Henderson’s first law of econometrics reads:
When you read an econometric study done after 2005, the probability that the researcher has failed to take into account an objection that a non-economist will think of is close to zero. (Source)
I dare to propose a similar law for machine learning:
When an economist reads (and understands) an empirical machine learning study done after 2022, the probability that they will think of an objection that the researcher has failed to take into account is close to one.
And why is that? Because the two fields treat empiricism in opposite ways. Econometrics was forged in the crucible of skepticism. Every paper is a defensive war against omitted variables, selection bias, and endogeneity. Its practitioners have been trained to see identification not as a formality, but as a matter of survival. Sit in on one of their seminars, and you’ll witness the kind of interrogation that, in Computer Science, would pass for an ambush.
In machine learning, by contrast, the prevailing norm is demonstration, not falsification. Success is typically measured by predictive performance on a benchmark, rather than by causal clarity or robustness to alternative specifications. Yet, papers in machine learning increasingly treat models as behavioral systems to be studied experimentally (“Can Large Language Models…”). These papers make causal claims about systems—about how model behavior changes with prompts, environments, or training regimes—yet they timidly engage with the identification concerns that would accompany such claims in the empirical sciences.
This is not a machine learning problem alone—it permeates Computer Science, from HCI to Security and Privacy. Perhaps the reason lies in the field’s origins: a discipline born from the union of system building and theorem proving, where progress is demonstrated through construction, not systematic observation.
So what? I don’t envy economists who spend five years publishing a paper. But I do believe Computer Science would benefit from adopting more of the empirical culture found in disciplines like economics and political science. The easiest place to start is education. Next semester, I’ll be teaching a graduate seminar titled Empirical Research Methods for Computer Science, partly because I want my students to have these tools—and partly because I want to ask a deeper question: what should the core empirics curriculum of Computer Science look like?
Below is my sketch, which I've spent a week working on.
First, we need to provide students with a vocabulary for causality. Many of the questions that computer scientists now confront—Does fine-tuning a model change its fairness? What is the effect of personalization on engagement?—are fundamentally causal questions. Yet few students have the conceptual tools to pose these questions precisely, let alone to answer them. Our students need a version of this material focusing on how to design credible experiments, reason about identification, and interpret evidence with humility.
Second, we need to teach students about regression.
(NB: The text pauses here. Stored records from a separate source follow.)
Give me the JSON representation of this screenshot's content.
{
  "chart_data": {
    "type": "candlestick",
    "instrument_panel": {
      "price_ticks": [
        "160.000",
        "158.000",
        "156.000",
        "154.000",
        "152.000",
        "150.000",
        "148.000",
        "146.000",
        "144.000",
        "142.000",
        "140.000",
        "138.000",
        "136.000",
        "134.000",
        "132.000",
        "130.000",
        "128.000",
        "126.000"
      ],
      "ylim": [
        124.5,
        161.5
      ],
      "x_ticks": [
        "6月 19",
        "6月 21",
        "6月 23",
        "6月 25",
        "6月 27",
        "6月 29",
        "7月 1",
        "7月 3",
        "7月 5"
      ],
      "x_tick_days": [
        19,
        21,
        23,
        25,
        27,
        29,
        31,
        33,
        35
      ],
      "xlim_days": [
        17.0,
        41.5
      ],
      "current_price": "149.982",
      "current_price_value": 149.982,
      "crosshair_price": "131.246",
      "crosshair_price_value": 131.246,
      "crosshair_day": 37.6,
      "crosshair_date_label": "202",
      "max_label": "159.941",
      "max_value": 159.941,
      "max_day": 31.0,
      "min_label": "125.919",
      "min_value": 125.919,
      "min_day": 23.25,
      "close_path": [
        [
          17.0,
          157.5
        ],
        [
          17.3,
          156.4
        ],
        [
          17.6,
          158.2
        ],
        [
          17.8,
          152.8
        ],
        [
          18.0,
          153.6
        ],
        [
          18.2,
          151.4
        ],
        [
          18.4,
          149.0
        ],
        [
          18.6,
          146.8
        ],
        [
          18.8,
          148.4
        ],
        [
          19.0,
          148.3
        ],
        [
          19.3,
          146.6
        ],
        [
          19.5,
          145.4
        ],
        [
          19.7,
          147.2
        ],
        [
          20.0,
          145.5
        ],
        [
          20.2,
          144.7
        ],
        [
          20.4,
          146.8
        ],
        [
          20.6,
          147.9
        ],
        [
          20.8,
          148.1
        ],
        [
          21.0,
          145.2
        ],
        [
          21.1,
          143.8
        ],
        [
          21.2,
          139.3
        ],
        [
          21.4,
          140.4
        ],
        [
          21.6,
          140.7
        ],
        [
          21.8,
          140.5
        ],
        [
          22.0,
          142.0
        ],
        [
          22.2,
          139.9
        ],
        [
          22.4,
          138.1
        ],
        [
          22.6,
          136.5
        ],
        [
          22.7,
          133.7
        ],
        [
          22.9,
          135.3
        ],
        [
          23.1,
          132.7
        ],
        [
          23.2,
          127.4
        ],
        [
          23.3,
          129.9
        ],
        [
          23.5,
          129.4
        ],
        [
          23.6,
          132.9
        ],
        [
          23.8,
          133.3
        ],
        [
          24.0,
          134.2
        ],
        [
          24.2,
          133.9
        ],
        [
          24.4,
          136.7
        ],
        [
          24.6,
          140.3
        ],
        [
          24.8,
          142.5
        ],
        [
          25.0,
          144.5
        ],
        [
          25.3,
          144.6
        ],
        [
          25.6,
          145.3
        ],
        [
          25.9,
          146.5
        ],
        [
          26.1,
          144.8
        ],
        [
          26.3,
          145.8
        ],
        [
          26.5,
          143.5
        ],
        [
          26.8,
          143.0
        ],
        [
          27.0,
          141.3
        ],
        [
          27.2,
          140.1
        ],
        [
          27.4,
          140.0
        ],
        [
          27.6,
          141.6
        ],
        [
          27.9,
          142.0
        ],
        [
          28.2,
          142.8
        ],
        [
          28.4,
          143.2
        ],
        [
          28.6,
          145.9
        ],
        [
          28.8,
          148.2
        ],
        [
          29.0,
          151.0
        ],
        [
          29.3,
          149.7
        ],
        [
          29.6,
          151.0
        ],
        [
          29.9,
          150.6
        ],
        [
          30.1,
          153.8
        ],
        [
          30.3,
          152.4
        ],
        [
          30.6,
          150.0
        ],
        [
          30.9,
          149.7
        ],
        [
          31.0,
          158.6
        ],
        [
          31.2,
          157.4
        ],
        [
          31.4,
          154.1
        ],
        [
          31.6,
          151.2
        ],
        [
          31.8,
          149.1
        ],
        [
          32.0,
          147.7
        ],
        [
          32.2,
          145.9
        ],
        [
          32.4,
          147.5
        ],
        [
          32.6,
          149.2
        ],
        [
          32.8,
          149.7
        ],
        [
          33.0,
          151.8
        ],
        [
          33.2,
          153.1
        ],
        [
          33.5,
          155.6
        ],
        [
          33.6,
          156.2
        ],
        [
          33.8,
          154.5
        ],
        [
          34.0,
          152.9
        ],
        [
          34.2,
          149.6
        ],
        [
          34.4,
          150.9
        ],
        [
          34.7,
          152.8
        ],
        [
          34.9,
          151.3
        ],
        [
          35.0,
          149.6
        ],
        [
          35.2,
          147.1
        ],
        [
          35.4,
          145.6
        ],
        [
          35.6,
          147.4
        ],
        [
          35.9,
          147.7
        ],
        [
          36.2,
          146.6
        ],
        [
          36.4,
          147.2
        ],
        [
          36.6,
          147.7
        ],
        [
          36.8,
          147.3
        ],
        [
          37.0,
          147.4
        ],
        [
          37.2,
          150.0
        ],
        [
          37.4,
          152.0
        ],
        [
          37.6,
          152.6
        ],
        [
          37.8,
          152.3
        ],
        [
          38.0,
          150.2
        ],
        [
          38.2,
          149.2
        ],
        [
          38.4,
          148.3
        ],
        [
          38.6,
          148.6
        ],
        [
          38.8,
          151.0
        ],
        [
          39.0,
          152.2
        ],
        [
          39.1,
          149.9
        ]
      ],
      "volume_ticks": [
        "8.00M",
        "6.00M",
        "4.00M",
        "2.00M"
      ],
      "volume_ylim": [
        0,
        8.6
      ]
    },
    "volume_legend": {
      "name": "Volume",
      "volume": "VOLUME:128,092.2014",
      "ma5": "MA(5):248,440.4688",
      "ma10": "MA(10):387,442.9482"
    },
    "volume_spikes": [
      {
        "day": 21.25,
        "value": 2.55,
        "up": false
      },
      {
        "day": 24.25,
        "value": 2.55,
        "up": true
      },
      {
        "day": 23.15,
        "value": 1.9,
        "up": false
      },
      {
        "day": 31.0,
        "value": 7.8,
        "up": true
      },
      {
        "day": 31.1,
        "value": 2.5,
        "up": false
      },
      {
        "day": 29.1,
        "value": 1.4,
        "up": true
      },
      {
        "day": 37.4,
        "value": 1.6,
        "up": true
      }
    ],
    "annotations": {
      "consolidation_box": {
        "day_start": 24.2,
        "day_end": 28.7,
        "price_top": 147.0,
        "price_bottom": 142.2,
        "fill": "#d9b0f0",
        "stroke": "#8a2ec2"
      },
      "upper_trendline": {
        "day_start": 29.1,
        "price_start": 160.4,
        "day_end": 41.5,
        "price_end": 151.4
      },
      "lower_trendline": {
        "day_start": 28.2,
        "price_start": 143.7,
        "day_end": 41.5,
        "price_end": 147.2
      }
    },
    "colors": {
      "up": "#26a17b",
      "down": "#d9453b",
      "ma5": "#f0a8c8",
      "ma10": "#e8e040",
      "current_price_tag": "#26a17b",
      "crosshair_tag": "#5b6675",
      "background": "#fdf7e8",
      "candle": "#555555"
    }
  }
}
But not as a tool for prediction, as it is taught in machine learning courses. We need to teach them regression as a tool for inference: a way to estimate relationships, test hypotheses, and reason about uncertainty. Computer science students rarely learn to read a regression table, let alone to interrogate one. Yet these habits—thinking in terms of confounders, robustness checks, and sensitivity analyses—are what make empirical results interpretable and cumulative.
Third, we need to teach students about benchmarks. Benchmarks have long served as the de facto empirical infrastructure of Computer Science. Yet few students are ever taught to think critically about them. What does a benchmark actually measure? When does improving performance reflect genuine scientific insight, and when does it reflect overfitting to a proxy task? Treating benchmarking as a scientific problem in its own right—concerned with validity, reliability, and construct design—would help students see that measurement is a form of theorizing about the world.
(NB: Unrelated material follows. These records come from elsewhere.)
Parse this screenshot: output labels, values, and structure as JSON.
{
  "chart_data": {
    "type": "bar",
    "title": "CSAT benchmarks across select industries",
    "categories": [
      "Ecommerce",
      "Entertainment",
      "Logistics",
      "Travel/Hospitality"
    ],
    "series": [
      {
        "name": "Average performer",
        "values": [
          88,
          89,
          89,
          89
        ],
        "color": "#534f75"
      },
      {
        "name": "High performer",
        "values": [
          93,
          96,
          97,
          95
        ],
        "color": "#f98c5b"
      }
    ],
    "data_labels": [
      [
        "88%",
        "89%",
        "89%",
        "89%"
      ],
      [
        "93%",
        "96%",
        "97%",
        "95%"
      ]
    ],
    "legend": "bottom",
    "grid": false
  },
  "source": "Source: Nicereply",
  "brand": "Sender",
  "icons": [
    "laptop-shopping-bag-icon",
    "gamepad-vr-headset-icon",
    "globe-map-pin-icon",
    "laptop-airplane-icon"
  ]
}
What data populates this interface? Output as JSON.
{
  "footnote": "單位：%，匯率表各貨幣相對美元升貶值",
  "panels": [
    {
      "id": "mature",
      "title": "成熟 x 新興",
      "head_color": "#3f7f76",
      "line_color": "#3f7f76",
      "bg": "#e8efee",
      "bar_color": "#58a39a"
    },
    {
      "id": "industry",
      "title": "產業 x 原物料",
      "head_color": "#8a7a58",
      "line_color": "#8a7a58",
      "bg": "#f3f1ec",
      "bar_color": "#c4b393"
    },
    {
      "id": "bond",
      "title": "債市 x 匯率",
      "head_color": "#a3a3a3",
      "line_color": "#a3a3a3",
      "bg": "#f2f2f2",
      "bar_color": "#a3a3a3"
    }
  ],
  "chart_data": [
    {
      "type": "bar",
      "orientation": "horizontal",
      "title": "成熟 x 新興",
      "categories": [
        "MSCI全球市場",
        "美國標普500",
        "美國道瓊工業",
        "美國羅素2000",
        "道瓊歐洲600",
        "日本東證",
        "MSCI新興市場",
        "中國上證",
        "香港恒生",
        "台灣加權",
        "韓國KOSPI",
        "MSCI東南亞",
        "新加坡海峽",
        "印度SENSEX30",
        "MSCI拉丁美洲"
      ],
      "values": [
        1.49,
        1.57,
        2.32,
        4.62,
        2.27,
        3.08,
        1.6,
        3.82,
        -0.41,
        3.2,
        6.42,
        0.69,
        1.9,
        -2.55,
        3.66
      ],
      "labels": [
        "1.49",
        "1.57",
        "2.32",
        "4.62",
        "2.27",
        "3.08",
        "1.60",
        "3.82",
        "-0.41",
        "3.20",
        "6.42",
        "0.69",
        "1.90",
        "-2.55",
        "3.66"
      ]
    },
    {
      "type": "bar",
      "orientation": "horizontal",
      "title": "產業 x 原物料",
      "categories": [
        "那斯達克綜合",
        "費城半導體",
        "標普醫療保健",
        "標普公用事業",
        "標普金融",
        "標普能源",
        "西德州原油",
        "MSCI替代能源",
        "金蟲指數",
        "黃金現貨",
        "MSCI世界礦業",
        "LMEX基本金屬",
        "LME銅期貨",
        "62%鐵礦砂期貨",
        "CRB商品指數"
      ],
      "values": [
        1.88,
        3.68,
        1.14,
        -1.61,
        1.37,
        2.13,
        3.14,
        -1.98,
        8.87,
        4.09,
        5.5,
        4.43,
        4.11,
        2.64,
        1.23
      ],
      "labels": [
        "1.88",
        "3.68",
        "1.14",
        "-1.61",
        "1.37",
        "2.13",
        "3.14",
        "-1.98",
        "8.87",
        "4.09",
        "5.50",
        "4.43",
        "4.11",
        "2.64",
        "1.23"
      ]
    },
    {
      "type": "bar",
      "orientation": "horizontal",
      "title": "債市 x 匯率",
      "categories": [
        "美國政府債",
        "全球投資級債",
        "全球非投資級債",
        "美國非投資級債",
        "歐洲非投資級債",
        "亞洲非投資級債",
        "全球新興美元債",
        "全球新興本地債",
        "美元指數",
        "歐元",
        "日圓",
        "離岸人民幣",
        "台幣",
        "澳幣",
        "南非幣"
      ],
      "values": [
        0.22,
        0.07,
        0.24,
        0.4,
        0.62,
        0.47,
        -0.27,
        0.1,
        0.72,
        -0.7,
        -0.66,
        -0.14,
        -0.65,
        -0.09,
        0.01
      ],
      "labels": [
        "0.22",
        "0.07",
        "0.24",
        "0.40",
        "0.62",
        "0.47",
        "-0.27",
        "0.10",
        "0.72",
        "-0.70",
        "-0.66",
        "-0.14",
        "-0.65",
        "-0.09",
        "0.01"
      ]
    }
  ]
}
Fourth, we need to teach students about experimental design in the age of Computer Science. Our field now runs experiments at a scale and speed unimaginable in most other sciences, yet the principles remain the same: randomization, power, validity, and ethics. Students should learn how to design credible experiments, estimate statistical power, and ensure data quality in online settings—from platforms like Prolific to in-product A/B tests. These practices are not bureaucratic hurdles; they are what make empirical claims reproducible and trustworthy.
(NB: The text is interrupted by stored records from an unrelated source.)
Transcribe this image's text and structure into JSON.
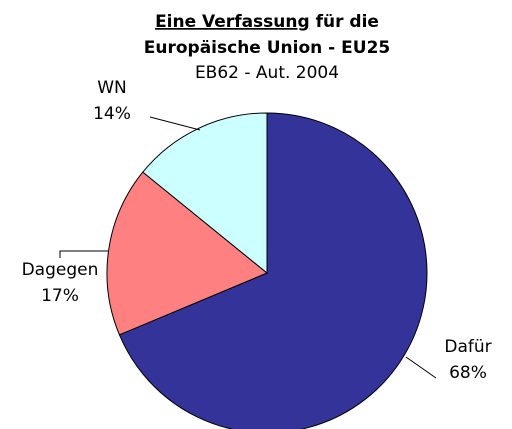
{
  "chart_data": {
    "type": "pie",
    "title": [
      "Eine Verfassung",
      " für die",
      "Europäische Union - EU25"
    ],
    "subtitle": "EB62 - Aut. 2004",
    "categories": [
      "Dafür",
      "Dagegen",
      "WN"
    ],
    "values": [
      68,
      17,
      14
    ],
    "value_labels": [
      "68%",
      "17%",
      "14%"
    ],
    "colors": [
      "#333399",
      "#ff8080",
      "#ccffff"
    ]
  }
}
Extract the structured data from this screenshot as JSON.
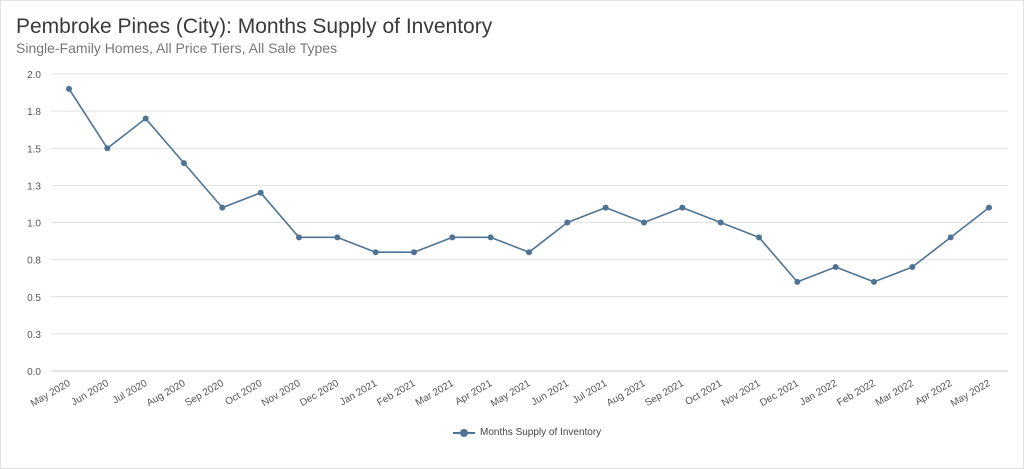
{
  "header": {
    "title": "Pembroke Pines (City): Months Supply of Inventory",
    "subtitle": "Single-Family Homes, All Price Tiers, All Sale Types"
  },
  "chart_data": {
    "type": "line",
    "title": "Pembroke Pines (City): Months Supply of Inventory",
    "subtitle": "Single-Family Homes, All Price Tiers, All Sale Types",
    "xlabel": "",
    "ylabel": "",
    "ylim": [
      0,
      2.0
    ],
    "y_ticks": [
      0.0,
      0.25,
      0.5,
      0.75,
      1.0,
      1.25,
      1.5,
      1.75,
      2.0
    ],
    "y_tick_labels": [
      "0.0",
      "0.3",
      "0.5",
      "0.8",
      "1.0",
      "1.3",
      "1.5",
      "1.8",
      "2.0"
    ],
    "grid": true,
    "legend_position": "bottom-center",
    "color": "#4e7394",
    "categories": [
      "May 2020",
      "Jun 2020",
      "Jul 2020",
      "Aug 2020",
      "Sep 2020",
      "Oct 2020",
      "Nov 2020",
      "Dec 2020",
      "Jan 2021",
      "Feb 2021",
      "Mar 2021",
      "Apr 2021",
      "May 2021",
      "Jun 2021",
      "Jul 2021",
      "Aug 2021",
      "Sep 2021",
      "Oct 2021",
      "Nov 2021",
      "Dec 2021",
      "Jan 2022",
      "Feb 2022",
      "Mar 2022",
      "Apr 2022",
      "May 2022"
    ],
    "series": [
      {
        "name": "Months Supply of Inventory",
        "values": [
          1.9,
          1.5,
          1.7,
          1.4,
          1.1,
          1.2,
          0.9,
          0.9,
          0.8,
          0.8,
          0.9,
          0.9,
          0.8,
          1.0,
          1.1,
          1.0,
          1.1,
          1.0,
          0.9,
          0.6,
          0.7,
          0.6,
          0.7,
          0.9,
          1.1
        ]
      }
    ]
  }
}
None of these things is “hard,” and good material exists for a lot of them. Brady Neal has a great course on causal inference; Moritz Hardt has an upcoming book on benchmarks; and some recent Economics textbooks provide a very gentle introduction to causality and quasi-experimental methods. Yet for empirical rigor to take root in Computer Science, it needs to become part of how we train students to think—not just a set of optional skills. We need to signal that understanding identification, regression, and experimental design is as fundamental to being a computer scientist as knowing how to optimize an algorithm or prove a theorem. Only then can our field move from demonstration to explanation, and from performance to understanding.